In the personal GitHub repository that we’ve been working in create a GitHub Actions workflow directory

mkdir -p .github/workflows

and then add the following workflow file as .github/workflows/docker.yaml

name: Docker Images

on:
  push:
    branches:
      - main
    tags:
      - 'v*'
    paths:
      - 'cuda-exercise/pixi.toml'
      - 'cuda-exercise/pixi.lock'
      - 'cuda-exercise/Dockerfile'
      - 'cuda-exercise/.dockerignore'
      - 'cuda-exercise/app/**'
  pull_request:
    paths:
      - 'cuda-exercise/pixi.toml'
      - 'cuda-exercise/pixi.lock'
      - 'cuda-exercise/Dockerfile'
      - 'cuda-exercise/.dockerignore'
      - 'cuda-exercise/app/**'
  release:
    types: [published]
  workflow_dispatch:

concurrency:
  group: ${{ github.workflow }}-${{ github.ref }}
  cancel-in-progress: true

permissions: {}

jobs:
  docker:
    name: Build and publish images
    runs-on: ubuntu-latest
    permissions:
      contents: read
      packages: write

    steps:
      - name: Checkout
        uses: actions/checkout@v4
        with:
          fetch-depth: 0

      - name: Docker meta
        id: meta
        uses: docker/metadata-action@v5
        with:
          images: |
            ghcr.io/${{ github.repository }}
          # generate Docker tags based on the following events/attributes
          tags: |
            type=raw,value=noble-cuda-12.9
            type=raw,value=latest
            type=sha

      - name: Set up QEMU
        uses: docker/setup-qemu-action@v3

      - name: Set up Docker Buildx
        uses: docker/setup-buildx-action@v3

      - name: Login to GitHub Container Registry
        if: github.event_name != 'pull_request'
        uses: docker/login-action@v3
        with:
          registry: ghcr.io
          username: ${{ github.repository_owner }}
          password: ${{ secrets.GITHUB_TOKEN }}

      - name: Test build
        id: docker_build_test
        uses: docker/build-push-action@v6
        with:
          context: cuda-exercise
          file: cuda-exercise/Dockerfile
          tags: ${{ steps.meta.outputs.tags }}
          labels: ${{ steps.meta.outputs.labels }}
          pull: true

      - name: Deploy build
        id: docker_build_deploy
        uses: docker/build-push-action@v6
        with:
          context: cuda-exercise
          file: cuda-exercise/Dockerfile
          tags: ${{ steps.meta.outputs.tags }}
          labels: ${{ steps.meta.outputs.labels }}
          pull: true
          push: ${{ github.event_name != 'pull_request' }}

This will build your Dockerfile in GitHub Actions CI into a linux/amd64 platform Docker container image and then deploy it to the GitHub Container Registry (ghcr) associated with your repository.

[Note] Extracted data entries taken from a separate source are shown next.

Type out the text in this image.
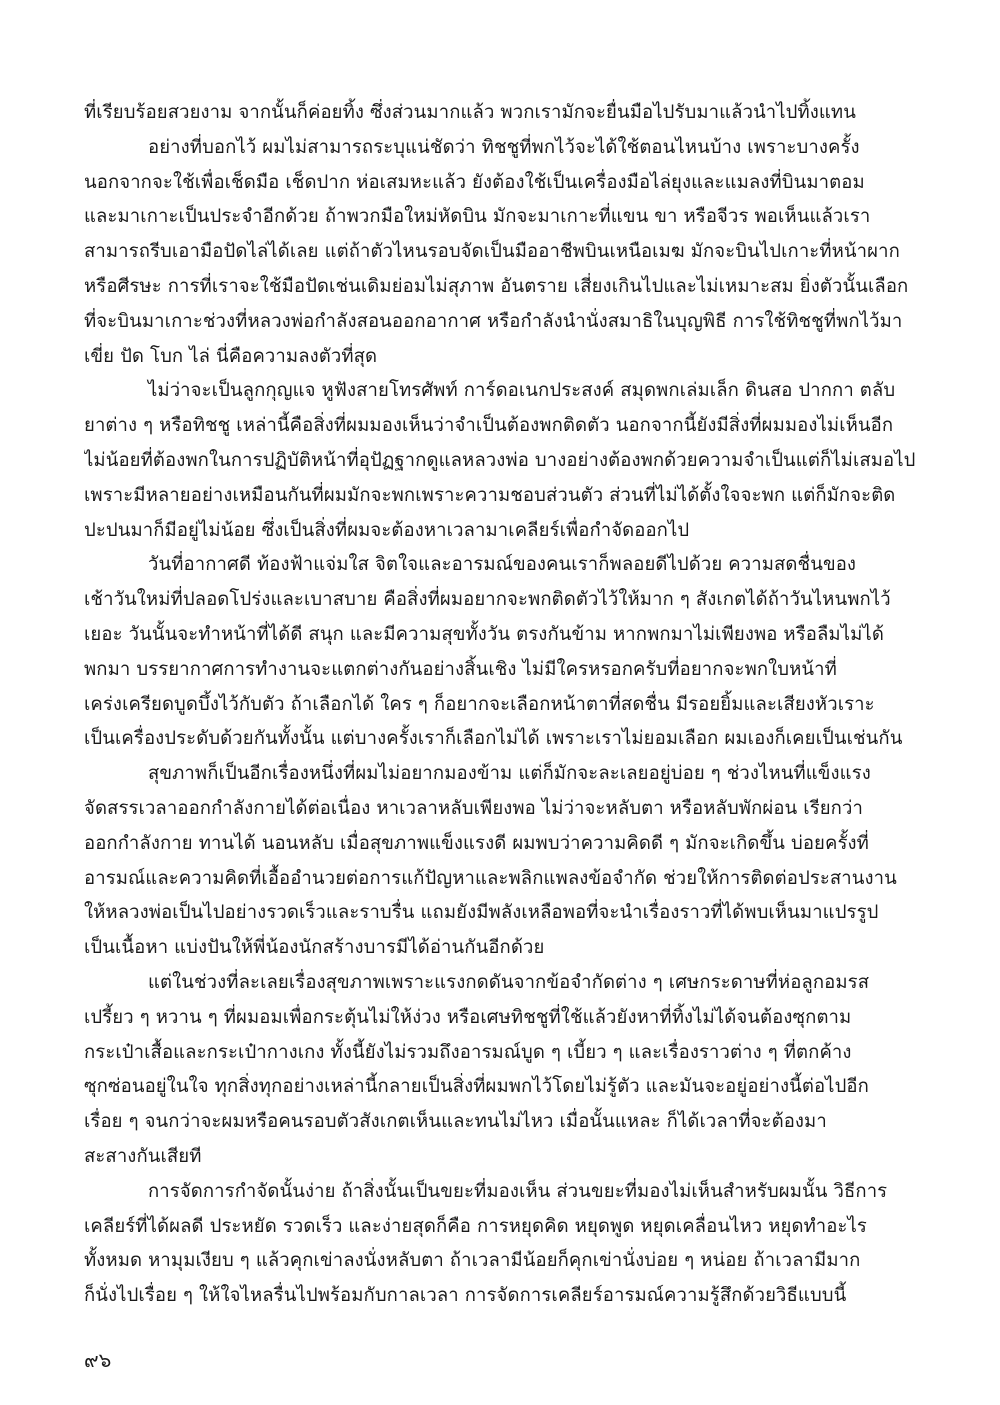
ที่เรียบร้อยสวยงาม จากนั้นก็ค่อยทิ้ง ซึ่งส่วนมากแล้ว พวกเรามักจะยื่นมือไปรับมาแล้วนำไปทิ้งแทน
อย่างที่บอกไว้ ผมไม่สามารถระบุแน่ชัดว่า ทิชชูที่พกไว้จะได้ใช้ตอนไหนบ้าง เพราะบางครั้ง
นอกจากจะใช้เพื่อเช็ดมือ เช็ดปาก ห่อเสมหะแล้ว ยังต้องใช้เป็นเครื่องมือไล่ยุงและแมลงที่บินมาตอม
และมาเกาะเป็นประจำอีกด้วย ถ้าพวกมือใหม่หัดบิน มักจะมาเกาะที่แขน ขา หรือจีวร พอเห็นแล้วเรา
สามารถรีบเอามือปัดไล่ได้เลย แต่ถ้าตัวไหนรอบจัดเป็นมืออาชีพบินเหนือเมฆ มักจะบินไปเกาะที่หน้าผาก
หรือศีรษะ การที่เราจะใช้มือปัดเช่นเดิมย่อมไม่สุภาพ อันตราย เสี่ยงเกินไปและไม่เหมาะสม ยิ่งตัวนั้นเลือก
ที่จะบินมาเกาะช่วงที่หลวงพ่อกำลังสอนออกอากาศ หรือกำลังนำนั่งสมาธิในบุญพิธี การใช้ทิชชูที่พกไว้มา
เขี่ย ปัด โบก ไล่ นี่คือความลงตัวที่สุด
ไม่ว่าจะเป็นลูกกุญแจ หูฟังสายโทรศัพท์ การ์ดอเนกประสงค์ สมุดพกเล่มเล็ก ดินสอ ปากกา ตลับ
ยาต่าง ๆ หรือทิชชู เหล่านี้คือสิ่งที่ผมมองเห็นว่าจำเป็นต้องพกติดตัว นอกจากนี้ยังมีสิ่งที่ผมมองไม่เห็นอีก
ไม่น้อยที่ต้องพกในการปฏิบัติหน้าที่อุปัฏฐากดูแลหลวงพ่อ บางอย่างต้องพกด้วยความจำเป็นแต่ก็ไม่เสมอไป
เพราะมีหลายอย่างเหมือนกันที่ผมมักจะพกเพราะความชอบส่วนตัว ส่วนที่ไม่ได้ตั้งใจจะพก แต่ก็มักจะติด
ปะปนมาก็มีอยู่ไม่น้อย ซึ่งเป็นสิ่งที่ผมจะต้องหาเวลามาเคลียร์เพื่อกำจัดออกไป
วันที่อากาศดี ท้องฟ้าแจ่มใส จิตใจและอารมณ์ของคนเราก็พลอยดีไปด้วย ความสดชื่นของ
เช้าวันใหม่ที่ปลอดโปร่งและเบาสบาย คือสิ่งที่ผมอยากจะพกติดตัวไว้ให้มาก ๆ สังเกตได้ถ้าวันไหนพกไว้
เยอะ วันนั้นจะทำหน้าที่ได้ดี สนุก และมีความสุขทั้งวัน ตรงกันข้าม หากพกมาไม่เพียงพอ หรือลืมไม่ได้
พกมา บรรยากาศการทำงานจะแตกต่างกันอย่างสิ้นเชิง ไม่มีใครหรอกครับที่อยากจะพกใบหน้าที่
เคร่งเครียดบูดบึ้งไว้กับตัว ถ้าเลือกได้ ใคร ๆ ก็อยากจะเลือกหน้าตาที่สดชื่น มีรอยยิ้มและเสียงหัวเราะ
เป็นเครื่องประดับด้วยกันทั้งนั้น แต่บางครั้งเราก็เลือกไม่ได้ เพราะเราไม่ยอมเลือก ผมเองก็เคยเป็นเช่นกัน
สุขภาพก็เป็นอีกเรื่องหนึ่งที่ผมไม่อยากมองข้าม แต่ก็มักจะละเลยอยู่บ่อย ๆ ช่วงไหนที่แข็งแรง
จัดสรรเวลาออกกำลังกายได้ต่อเนื่อง หาเวลาหลับเพียงพอ ไม่ว่าจะหลับตา หรือหลับพักผ่อน เรียกว่า
ออกกำลังกาย ทานได้ นอนหลับ เมื่อสุขภาพแข็งแรงดี ผมพบว่าความคิดดี ๆ มักจะเกิดขึ้น บ่อยครั้งที่
อารมณ์และความคิดที่เอื้ออำนวยต่อการแก้ปัญหาและพลิกแพลงข้อจำกัด ช่วยให้การติดต่อประสานงาน
ให้หลวงพ่อเป็นไปอย่างรวดเร็วและราบรื่น แถมยังมีพลังเหลือพอที่จะนำเรื่องราวที่ได้พบเห็นมาแปรรูป
เป็นเนื้อหา แบ่งปันให้พี่น้องนักสร้างบารมีได้อ่านกันอีกด้วย
แต่ในช่วงที่ละเลยเรื่องสุขภาพเพราะแรงกดดันจากข้อจำกัดต่าง ๆ เศษกระดาษที่ห่อลูกอมรส
เปรี้ยว ๆ หวาน ๆ ที่ผมอมเพื่อกระตุ้นไม่ให้ง่วง หรือเศษทิชชูที่ใช้แล้วยังหาที่ทิ้งไม่ได้จนต้องซุกตาม
กระเป๋าเสื้อและกระเป๋ากางเกง ทั้งนี้ยังไม่รวมถึงอารมณ์บูด ๆ เบี้ยว ๆ และเรื่องราวต่าง ๆ ที่ตกค้าง
ซุกซ่อนอยู่ในใจ ทุกสิ่งทุกอย่างเหล่านี้กลายเป็นสิ่งที่ผมพกไว้โดยไม่รู้ตัว และมันจะอยู่อย่างนี้ต่อไปอีก
เรื่อย ๆ จนกว่าจะผมหรือคนรอบตัวสังเกตเห็นและทนไม่ไหว เมื่อนั้นแหละ ก็ได้เวลาที่จะต้องมา
สะสางกันเสียที
การจัดการกำจัดนั้นง่าย ถ้าสิ่งนั้นเป็นขยะที่มองเห็น ส่วนขยะที่มองไม่เห็นสำหรับผมนั้น วิธีการ
เคลียร์ที่ได้ผลดี ประหยัด รวดเร็ว และง่ายสุดก็คือ การหยุดคิด หยุดพูด หยุดเคลื่อนไหว หยุดทำอะไร
ทั้งหมด หามุมเงียบ ๆ แล้วคุกเข่าลงนั่งหลับตา ถ้าเวลามีน้อยก็คุกเข่านั่งบ่อย ๆ หน่อย ถ้าเวลามีมาก
ก็นั่งไปเรื่อย ๆ ให้ใจไหลรื่นไปพร้อมกับกาลเวลา การจัดการเคลียร์อารมณ์ความรู้สึกด้วยวิธีแบบนี้
๙๖
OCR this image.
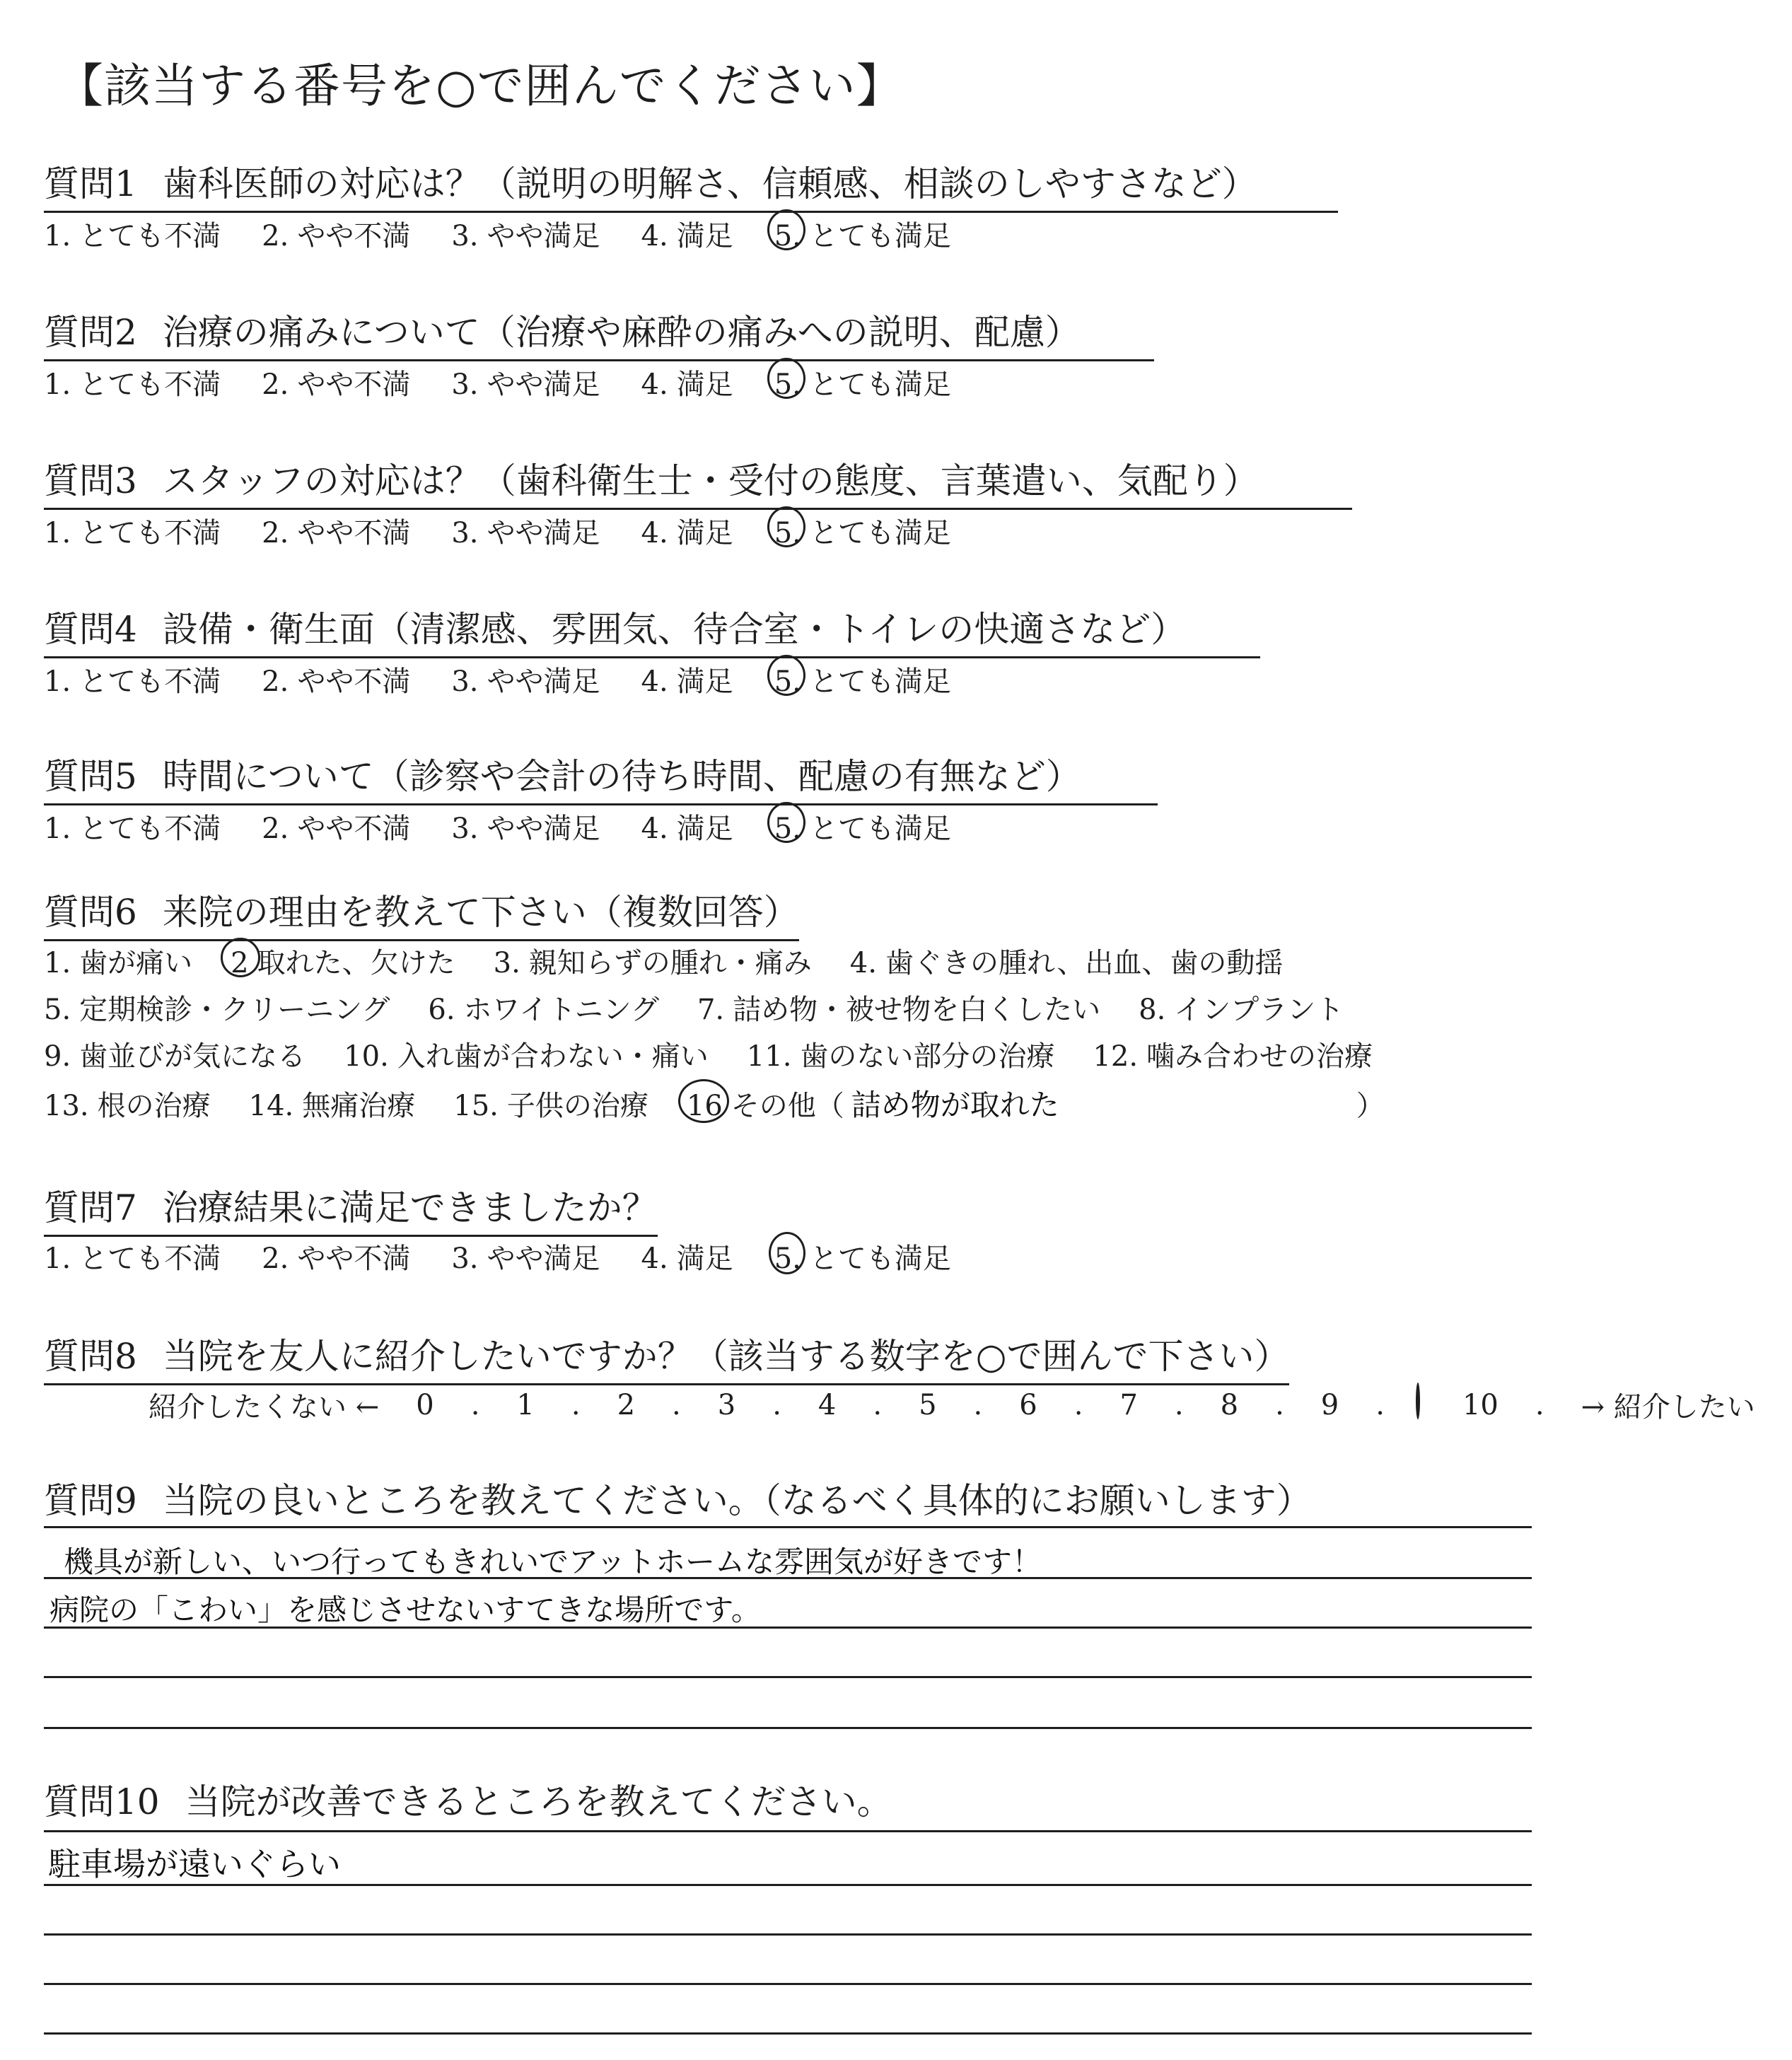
【該当する番号を○で囲んでください】
質問1 歯科医師の対応は？（説明の明解さ、信頼感、相談のしやすさなど）
1. とても不満 2. やや不満 3. やや満足 4. 満足 5. とても満足
質問2 治療の痛みについて（治療や麻酔の痛みへの説明、配慮）
1. とても不満 2. やや不満 3. やや満足 4. 満足 5. とても満足
質問3 スタッフの対応は？（歯科衛生士・受付の態度、言葉遣い、気配り）
1. とても不満 2. やや不満 3. やや満足 4. 満足 5. とても満足
質問4 設備・衛生面（清潔感、雰囲気、待合室・トイレの快適さなど）
1. とても不満 2. やや不満 3. やや満足 4. 満足 5. とても満足
質問5 時間について（診察や会計の待ち時間、配慮の有無など）
1. とても不満 2. やや不満 3. やや満足 4. 満足 5. とても満足
質問6 来院の理由を教えて下さい（複数回答）
1. 歯が痛い 2 取れた、欠けた 3. 親知らずの腫れ・痛み 4. 歯ぐきの腫れ、出血、歯の動揺
5. 定期検診・クリーニング 6. ホワイトニング 7. 詰め物・被せ物を白くしたい 8. インプラント
9. 歯並びが気になる 10. 入れ歯が合わない・痛い 11. 歯のない部分の治療 12. 噛み合わせの治療
13. 根の治療 14. 無痛治療 15. 子供の治療 16 その他（ 詰め物が取れた	）
質問7 治療結果に満足できましたか？
1. とても不満 2. やや不満 3. やや満足 4. 満足 5. とても満足
質問8 当院を友人に紹介したいですか？（該当する数字を○で囲んで下さい）
紹介したくない ← 0 . 1 . 2 . 3 . 4 . 5 . 6 . 7 . 8 . 9 .	10 . → 紹介したい
質問9 当院の良いところを教えてください。（なるべく具体的にお願いします）
機具が新しい、いつ行ってもきれいでアットホームな雰囲気が好きです！
病院の「こわい」を感じさせないすてきな場所です。
質問10 当院が改善できるところを教えてください。
駐車場が遠いぐらい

When your container image has finished building, you can view it and its tags on GitHub at: https://github.com/<your GitHub username>/reproducible-ml-scipy-2025/pkgs/container/reproducible-ml-scipy-2025

Using the containerized environment on Brev

To verify that things are visible to other computers, install the Linux container utility crane with pixi global

pixi global install crane
└── crane: 0.20.5 (installed)
    └─ exposes: crane

and then use crane ls to list all of the container images in your container registry for the particular image

crane ls ghcr.io/<your GitHub username>/reproducible-ml-scipy-2025

Our Brev environment already has Docker installed on it, so we can now pull down the Docker container using docker pull.

docker pull ghcr.io/<your GitHub username>/reproducible-ml-scipy-2025:sha-<the commit sha short>

Once that is finished we can confirm that the container image exists in our local container registry with

docker images

We can then use docker run to start and then attach a container instance with our software environment active inside of it

docker run \
    --rm \
    -ti \
    --gpus all \
    -v $PWD:/work \
    ghcr.io/<your GitHub username>/reproducible-ml-scipy-2025:sha-<the commit sha short> bash
Footnotes
  1. Which is a valid and effective solution.